Geometrically: an eigenvector is a direction that the transformation preserves. Finding the eigenvectors and eigenvalues of a transformation is essentially finding the axes along which it acts simplest — purely by scaling, no rotation.

This is why eigenvalues turn up everywhere. The principal components of a dataset are eigenvectors of its covariance matrix. The vibrational modes of a bridge are eigenvectors of a stiffness matrix. The ranking of web pages in Google’s PageRank algorithm is computed from the dominant eigenvector of a linkage matrix. Quantum mechanics, in its matrix formulation, makes the measurement of an observable correspond to projecting a state vector onto eigenspaces of the observable’s matrix.

The unifying theme: if you can find the eigenvectors, the transformation decomposes into independent one-dimensional actions, each a simple scaling. Many hard problems become easy in the right basis, and linear algebra is, to a great extent, the art of finding that basis.

Why this matters beyond mathematics

Linear algebra — matrices and their associated operations — is the computational backbone of modern science and engineering. It turns up everywhere because many systems are approximately linear over short scales, and linear problems have tractable solutions.

Computer graphics moves polygons around by multiplying their vertices by 4×4 matrices representing rotations, translations, and projections. Every video game you have ever played is, at the render level, a matrix-heavy computation.

Machine learning is linear algebra at scale. A neural network layer applies a matrix transformation followed by a nonlinearity; the matrices are the parameters that training adjusts. Training a modern language model involves adjusting billions of matrix entries to minimise a loss function.

Quantum mechanics represents states as vectors in a Hilbert space and physical observables as Hermitian matrices. Measurement outcomes correspond to eigenvalues, probabilities to squared magnitudes of projections. The entire framework is linear algebra plus probability.

Data science reduces high-dimensional datasets with techniques like principal component analysis — a pure eigenvalue decomposition of the data’s covariance matrix.

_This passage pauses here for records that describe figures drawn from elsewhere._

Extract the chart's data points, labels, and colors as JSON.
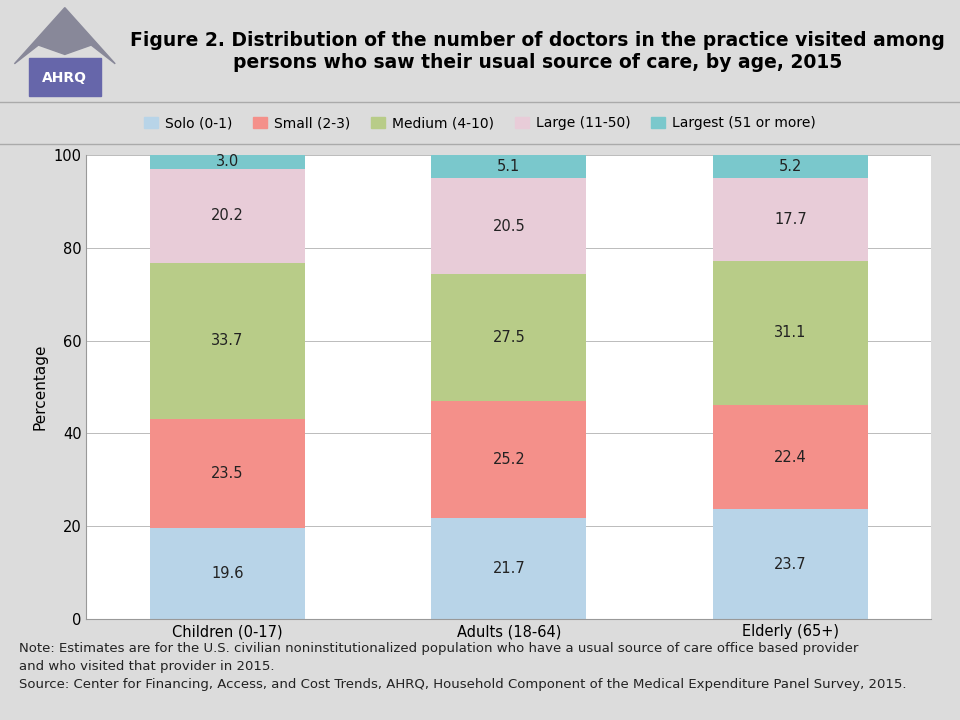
{
  "title": "Figure 2. Distribution of the number of doctors in the practice visited among\npersons who saw their usual source of care, by age, 2015",
  "categories": [
    "Children (0-17)",
    "Adults (18-64)",
    "Elderly (65+)"
  ],
  "series": [
    {
      "label": "Solo (0-1)",
      "values": [
        19.6,
        21.7,
        23.7
      ],
      "color": "#b8d4e8"
    },
    {
      "label": "Small (2-3)",
      "values": [
        23.5,
        25.2,
        22.4
      ],
      "color": "#f4908a"
    },
    {
      "label": "Medium (4-10)",
      "values": [
        33.7,
        27.5,
        31.1
      ],
      "color": "#b8cc88"
    },
    {
      "label": "Large (11-50)",
      "values": [
        20.2,
        20.5,
        17.7
      ],
      "color": "#e8ccd8"
    },
    {
      "label": "Largest (51 or more)",
      "values": [
        3.0,
        5.1,
        5.2
      ],
      "color": "#7ac8cc"
    }
  ],
  "ylabel": "Percentage",
  "ylim": [
    0,
    100
  ],
  "yticks": [
    0,
    20,
    40,
    60,
    80,
    100
  ],
  "bg_color": "#dcdcdc",
  "chart_bg": "#ffffff",
  "bar_width": 0.55,
  "title_fontsize": 13.5,
  "axis_fontsize": 11,
  "tick_fontsize": 10.5,
  "value_fontsize": 10.5,
  "note_fontsize": 9.5,
  "legend_fontsize": 10,
  "note_line1": "Note: Estimates are for the U.S. civilian noninstitutionalized population who have a usual source of care office based provider",
  "note_line2": "and who visited that provider in 2015.",
  "note_line3": "Source: Center for Financing, Access, and Cost Trends, AHRQ, Household Component of the Medical Expenditure Panel Survey, 2015."
}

Numerical simulation of physical systems (weather, fluid dynamics, structural engineering) discretises continuous equations into enormous linear systems. Solving them is 90% of the computational budget.

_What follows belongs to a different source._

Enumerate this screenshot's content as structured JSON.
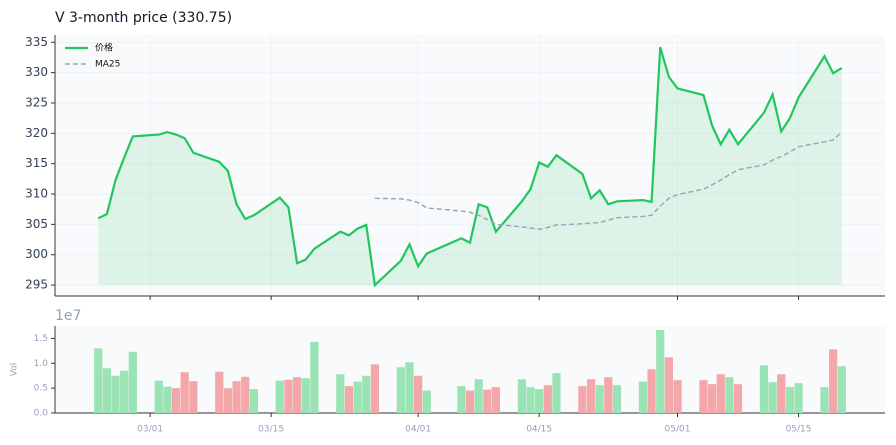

None of this works if you treat matrices as opaque grids of numbers. All of it depends on understanding matrices as transformations — with eigenvalues that tell you the principal directions of action, with determinants that tell you how volumes scale, with multiplications that tell you how transformations compose.

What to take away

If you came out of school thinking “matrix” meant “grid of numbers to multiply in the row-times-column way,” you were given a correct but impoverished picture. A matrix is a transformation. The grid is just its fingerprint. Every rule you learned falls out of that one fact.

Once you have that intuition, linear algebra stops being a bag of procedures and becomes a language for thinking about structure. That language is the reason so many apparently unrelated subjects — graphics, learning, physics, statistics — share a common mathematical vocabulary. They are all, at their computational core, doing linear algebra.

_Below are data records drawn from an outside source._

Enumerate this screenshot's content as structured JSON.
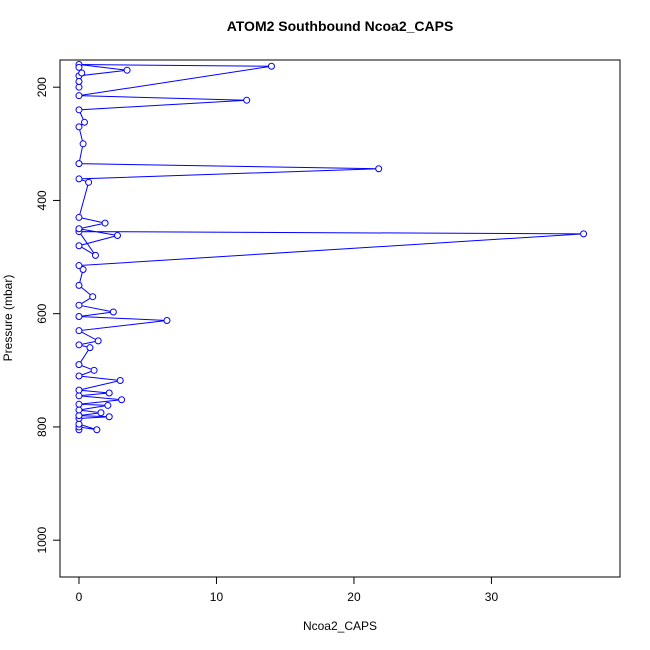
{
  "chart_data": {
    "type": "line",
    "title": "ATOM2 Southbound Ncoa2_CAPS",
    "x_label": "Ncoa2_CAPS",
    "y_label": "Pressure (mbar)",
    "invert_y": true,
    "markers": "open-circle",
    "xlim": [
      -1.38,
      39.35
    ],
    "xticks": [
      0,
      10,
      20,
      30
    ],
    "ylim": [
      152,
      1065
    ],
    "yticks": [
      200,
      400,
      600,
      800,
      1000
    ],
    "series": [
      {
        "color": "#0000ff",
        "x": [
          0,
          0,
          1.3,
          0,
          0,
          2.2,
          0,
          1.6,
          0,
          2.1,
          0,
          3.1,
          0,
          2.2,
          0,
          3.0,
          0,
          1.1,
          0,
          0.8,
          0,
          1.4,
          0,
          6.4,
          0,
          2.5,
          0,
          1.0,
          0,
          0.3,
          0,
          36.7,
          0,
          1.2,
          0,
          2.8,
          0,
          1.9,
          0,
          0.7,
          0,
          21.8,
          0,
          0.3,
          0,
          0.4,
          0,
          12.2,
          0,
          14,
          0,
          3.5,
          0,
          0,
          0,
          0.2,
          0
        ],
        "values": [
          805,
          800,
          805,
          795,
          785,
          782,
          780,
          775,
          770,
          762,
          760,
          752,
          745,
          740,
          735,
          718,
          710,
          700,
          690,
          660,
          655,
          648,
          630,
          612,
          605,
          597,
          585,
          570,
          550,
          522,
          515,
          459,
          455,
          497,
          480,
          462,
          450,
          440,
          430,
          368,
          362,
          344,
          335,
          300,
          270,
          262,
          240,
          223,
          215,
          163,
          160,
          170,
          180,
          200,
          190,
          175,
          165
        ]
      }
    ]
  }
}
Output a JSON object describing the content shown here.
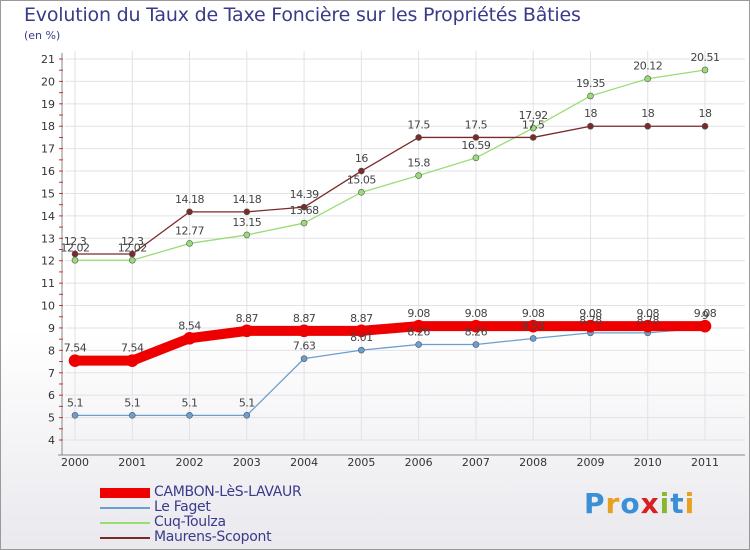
{
  "chart_data": {
    "type": "line",
    "title": "Evolution du Taux de Taxe Foncière sur les Propriétés Bâties",
    "ylabel": "(en %)",
    "xlabel": "",
    "ylim": [
      4,
      21
    ],
    "yticks": [
      "4",
      "5",
      "6",
      "7",
      "8",
      "9",
      "10",
      "11",
      "12",
      "13",
      "14",
      "15",
      "16",
      "17",
      "18",
      "19",
      "20",
      "21"
    ],
    "categories": [
      "2000",
      "2001",
      "2002",
      "2003",
      "2004",
      "2005",
      "2006",
      "2007",
      "2008",
      "2009",
      "2010",
      "2011"
    ],
    "series": [
      {
        "name": "CAMBON-LèS-LAVAUR",
        "color": "#ee0000",
        "values": [
          7.54,
          7.54,
          8.54,
          8.87,
          8.87,
          8.87,
          9.08,
          9.08,
          9.08,
          9.08,
          9.08,
          9.08
        ],
        "labels": [
          "7.54",
          "7.54",
          "8.54",
          "8.87",
          "8.87",
          "8.87",
          "9.08",
          "9.08",
          "9.08",
          "9.08",
          "9.08",
          "9.08"
        ]
      },
      {
        "name": "Le Faget",
        "color": "#6a9fd0",
        "values": [
          5.1,
          5.1,
          5.1,
          5.1,
          7.63,
          8.01,
          8.26,
          8.26,
          8.53,
          8.78,
          8.78,
          9.0
        ],
        "labels": [
          "5.1",
          "5.1",
          "5.1",
          "5.1",
          "7.63",
          "8.01",
          "8.26",
          "8.26",
          "8.53",
          "8.78",
          "8.78",
          "9"
        ]
      },
      {
        "name": "Cuq-Toulza",
        "color": "#99dd77",
        "values": [
          12.02,
          12.02,
          12.77,
          13.15,
          13.68,
          15.05,
          15.8,
          16.59,
          17.92,
          19.35,
          20.12,
          20.51
        ],
        "labels": [
          "12.02",
          "12.02",
          "12.77",
          "13.15",
          "13.68",
          "15.05",
          "15.8",
          "16.59",
          "17.92",
          "19.35",
          "20.12",
          "20.51"
        ]
      },
      {
        "name": "Maurens-Scopont",
        "color": "#7a2a2a",
        "values": [
          12.3,
          12.3,
          14.18,
          14.18,
          14.39,
          16,
          17.5,
          17.5,
          17.5,
          18,
          18,
          18
        ],
        "labels": [
          "12.3",
          "12.3",
          "14.18",
          "14.18",
          "14.39",
          "16",
          "17.5",
          "17.5",
          "17.5",
          "18",
          "18",
          "18"
        ]
      }
    ]
  },
  "logo": {
    "text": "Proxiti",
    "colors": [
      "#3a8fd6",
      "#e8a020",
      "#3a8fd6",
      "#d82020",
      "#88b830",
      "#3a8fd6",
      "#e8a020"
    ]
  }
}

Matrices are important not because they are elegant, but because they turn out to be the right tool for describing an astonishing range of natural and engineered systems. The multiplication rule that looks arbitrary is actually the most economical way to encode function composition on vector spaces. Once you see that, the subject unfolds.

Frequently asked

Why is matrix multiplication defined in that weird way?

Because it exactly matches the composition of linear transformations. If A is the matrix of one transformation and B of another, then the matrix of 'do B, then A' is the product AB — with exactly the multiplication rule you learned. The rule is not arbitrary; it's forced by wanting matrices to represent transformations.

What does the determinant actually measure?

The signed volume scaling factor of the linear transformation the matrix represents. A determinant of 2 means the transformation doubles volumes. Zero means the transformation collapses volumes to zero (the matrix is singular). Negative means orientation is flipped.